Genre: Military, Historical Romance
Type of Short Story: Novella
Summary: Meghan Danahy isn’t afraid to voice her opposition to the war in Vietnam. And when she falls in love with Dennis Kipphut, the political becomes personal. With his low lottery number, Dennis is sure to be drafted as soon as he graduates from college.
Meghan’s father’s connections can help keep Dennis safely at home. But Coyle Danahy wants his daughter to marry the son of a banker or a professional man, not the son of a night watchman. Seeing Dennis drafted seems like the perfect solution to end the relationship. Confident that it will play out as he hopes, Coyle underestimates just how far Meghan will go to protect the man she loves.
Excerpt:
Meghan Danahy met Dennis Kipphut at an anti-war demonstration in the fall of 1969. Over five hundred students had congregated on the Broad Street side of the university, blocking the main entrance, to protest the Vietnam War. The roadway leading out of the school was plugged with cars, and traffic had started to back up on Broad Street. Gray-uniformed university policemen had surrounded the demonstrators, shouting into bullhorns to dispel the crowd. “Hell, no, we won’t go!” the students shouted, unwilling to concede an inch of ground.

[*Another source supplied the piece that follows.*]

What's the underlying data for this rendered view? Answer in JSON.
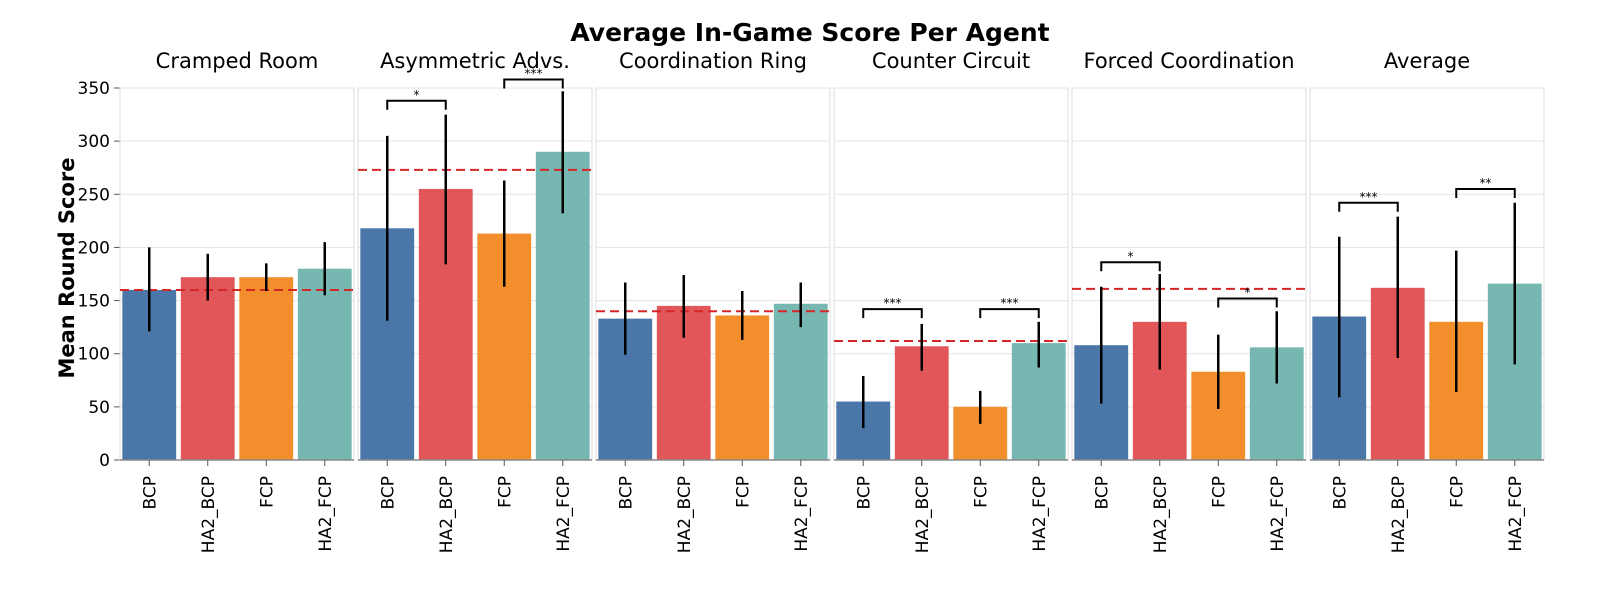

Neither Meghan nor Dennis were participating in the demonstration. Meghan had just left the library and, attracted by the noise and the placards bobbing above the sea of students, had started to walk across the sloping lawn toward the crowd. Sirens from city police cars pierced the air. The chanting grew louder, as rhythmic as a heartbeat. “Hell, no, we won’t go! Hell, no, we won’t go!” Spurred by the insistent cries, Meghan started to run, unaware of a tall, strapping youth trotting behind her. Dennis Kipphut was also in a hurry. It was four fifty-five, and he wanted to catch the South Mills bus that would be stopping on Broad Street at five o’clock. He eyed her buttocks straining against her tight jeans and her dark brown hair swinging freely down her back, catching amber light from the late afternoon sun, and ran faster hoping to get a glimpse of her face before he veered left to the bus stop.
Meghan was near the fringe of the demonstration when the police riot squad alighted from their cars carrying gas masks. “Tear gas, the pigs have tear gas!” someone shouted. The chanting stopped and the crowd splintered, spilling in all directions over the lawn like a broken egg. Before she knew what hit her, Meghan was lying on the grass, dazed.
“Are you all right?” Meghan’s eyelids fluttered. “Are you all right?” a bass voice repeated. She blinked, trying to focus. There was a red plaid shirt directly above her. “You better not move for a few minutes.”
She had gone down almost directly in front of Dennis. He had immediately fallen on his hands and knees, using his body to protect her from students running blindly from the riot squad, although tear gas hadn’t been used.
“What happened?” she asked, pushing herself up on her elbows. Her eyes were wide open; they were green and had yellow flecks in them like miniature suns.
Dennis sat back on his heels. “You were whacked on the head—a two-by-four from a sign someone was carrying.”
“What did the sign say?” Meghan asked, tentatively touching a throbbing spot on the side of her head behind her right ear. It was tender and had started to swell.
“Bomb the Pentagon, I think,” Dennis said.
Meghan laughed, confirming Dennis’ instinctive decision to stay with her. Although she couldn’t be called beautiful—she had a stubborn chin and her cheeks, which were as round as a child’s, were splashed with freckles—her face was strong, and her smile generous and disarming. “I would have liked it better if they had gotten the Pentagon,” she said, struggling to get up.